Jun 27 05:04:50 ip-10-0-36-219.ap-northeast-1.compute.internal systemd[1434]: Startup finished in 16ms.
Jun 27 05:04:50 ip-10-0-36-219.ap-northeast-1.compute.internal systemd[1]: Started User Manager for UID 500.

When I exported and checked userdata, a blank line was included in kubelet.service.

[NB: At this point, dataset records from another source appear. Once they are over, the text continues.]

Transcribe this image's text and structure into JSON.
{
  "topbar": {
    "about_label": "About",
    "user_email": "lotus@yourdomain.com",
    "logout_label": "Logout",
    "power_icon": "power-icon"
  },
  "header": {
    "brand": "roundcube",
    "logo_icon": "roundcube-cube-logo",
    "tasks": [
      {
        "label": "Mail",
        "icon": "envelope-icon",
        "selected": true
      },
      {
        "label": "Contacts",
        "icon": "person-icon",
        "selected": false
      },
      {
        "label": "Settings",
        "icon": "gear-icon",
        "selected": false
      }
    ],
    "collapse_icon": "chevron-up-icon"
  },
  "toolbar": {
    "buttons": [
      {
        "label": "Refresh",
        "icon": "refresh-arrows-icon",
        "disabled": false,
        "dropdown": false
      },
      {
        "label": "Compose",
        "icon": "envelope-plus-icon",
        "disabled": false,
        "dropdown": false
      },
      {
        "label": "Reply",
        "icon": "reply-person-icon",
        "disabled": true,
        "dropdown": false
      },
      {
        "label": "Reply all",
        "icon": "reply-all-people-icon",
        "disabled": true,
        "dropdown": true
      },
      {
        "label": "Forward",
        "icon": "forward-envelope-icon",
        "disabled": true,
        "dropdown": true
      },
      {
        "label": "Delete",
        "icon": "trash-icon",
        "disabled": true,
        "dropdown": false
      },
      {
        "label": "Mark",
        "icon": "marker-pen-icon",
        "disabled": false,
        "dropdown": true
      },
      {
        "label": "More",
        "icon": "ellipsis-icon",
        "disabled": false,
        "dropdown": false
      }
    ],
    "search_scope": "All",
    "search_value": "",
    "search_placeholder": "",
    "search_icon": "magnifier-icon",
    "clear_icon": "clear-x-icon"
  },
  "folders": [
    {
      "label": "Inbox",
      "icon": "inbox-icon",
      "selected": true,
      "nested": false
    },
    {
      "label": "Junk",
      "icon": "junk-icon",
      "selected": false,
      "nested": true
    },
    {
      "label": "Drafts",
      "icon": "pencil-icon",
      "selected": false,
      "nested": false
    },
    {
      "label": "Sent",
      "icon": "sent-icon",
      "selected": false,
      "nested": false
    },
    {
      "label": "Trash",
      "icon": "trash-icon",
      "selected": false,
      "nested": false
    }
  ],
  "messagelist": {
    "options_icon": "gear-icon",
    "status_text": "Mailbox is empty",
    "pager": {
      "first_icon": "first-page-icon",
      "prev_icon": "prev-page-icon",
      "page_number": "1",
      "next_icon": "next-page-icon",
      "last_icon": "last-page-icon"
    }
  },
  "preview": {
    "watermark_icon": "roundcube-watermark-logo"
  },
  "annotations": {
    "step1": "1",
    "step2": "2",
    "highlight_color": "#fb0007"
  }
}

    - name: kubelet.service
      command: start
      runtime: true
      content: |
        [Unit]
        Wants=rpc-statd.service        
        Wants=decrypt-assets.service
        After=decrypt-assets.service
        
        [Service]
        EnvironmentFile=/etc/environment
        EnvironmentFile=-/etc/default/kubelet
        Environment=KUBELET_IMAGE_TAG=v1.14.3
        Environment=KUBELET_IMAGE_URL=docker://k8s.gcr.io/hyperkube-amd64
        Environment="RKT_RUN_ARGS=--insecure-options=image \
        --volume dns,kind=host,source=/etc/resolv.conf \
        --mount volume=dns,target=/etc/resolv.conf \
        --volume var-lib-cni,kind=host,source=/var/lib/cni \
        --mount volume=var-lib-cni,target=/var/lib/cni \
        --volume var-run-calico,kind=host,source=/var/run/calico \
        --mount volume=var-run-calico,target=/var/run/calico \
        --volume var-lib-calico,kind=host,source=/var/lib/calico \
        --mount volume=var-lib-calico,target=/var/lib/calico \
        --volume var-log,kind=host,source=/var/log \
        --mount volume=var-log,target=/var/log \
        --volume cni-bin,kind=host,source=/opt/cni/bin \
        --mount volume=cni-bin,target=/opt/cni/bin"
        ExecStartPre=/usr/bin/mkdir -p /var/lib/cni
        ExecStartPre=/usr/bin/mkdir -p /var/log/containers
        ExecStartPre=/usr/bin/mkdir -p /opt/cni/bin
        ExecStartPre=/usr/bin/mkdir -p /etc/kubernetes/manifests
        ExecStartPre=/usr/bin/mkdir -p /etc/kubernetes/cni/net.d
        ExecStartPre=/usr/bin/mkdir -p /var/run/calico
        ExecStartPre=/usr/bin/mkdir -p /var/lib/calico
        ExecStartPre=/bin/sed -e "s/COREOS_PRIVATE_IPV4/${COREOS_PRIVATE_IPV4}/g" -i /etc/kubernetes/config/kubelet.yaml
        ExecStart=/bin/sh -c "exec /usr/lib/coreos/kubelet-wrapper \
        --cni-conf-dir=/etc/kubernetes/cni/net.d \
        --cni-bin-dir=/opt/cni/bin \
        --network-plugin=cni \
        --container-runtime=docker \
        --node-labels=node.kubernetes.io/role="node",node.kubernetes.io/role="spot-worker",kubernetes.io/role=node,node-role.kubernetes.io/node=\"\",node-role.kubernetes.io/spot-worker=\"\",kube-aws.coreos.com/role=app-worker \
        --register-node=true \
        --config=/etc/kubernetes/config/kubelet.yaml \
        
        --cloud-provider=aws \
        --cert-dir=/etc/kubernetes/ssl \
        --bootstrap-kubeconfig=/etc/kubernetes/kubeconfig/worker-bootstrap.yaml \
        --kubeconfig=/etc/kubernetes/kubeconfig/kubelet.yaml \
        $KUBELET_OPTS"
        Restart=always
        RestartSec=10
        [Install]
        WantedBy=multi-user.target

In https://github.com/kubernetes-incubator/kube-aws/blob/v0.14.0-rc.2/builtin/files/userdata/cloud-config-worker#L356-L358, I feel that the gotemplate writing method is wrong, what do you think?

I think:

        {{if .Taints -}}
        --register-with-taints={{.Taints.String}} \
        {{ end -}}

Thanks for catching this, I've opened PRs to fix the issue in v0.13.x and v0.14.x releases.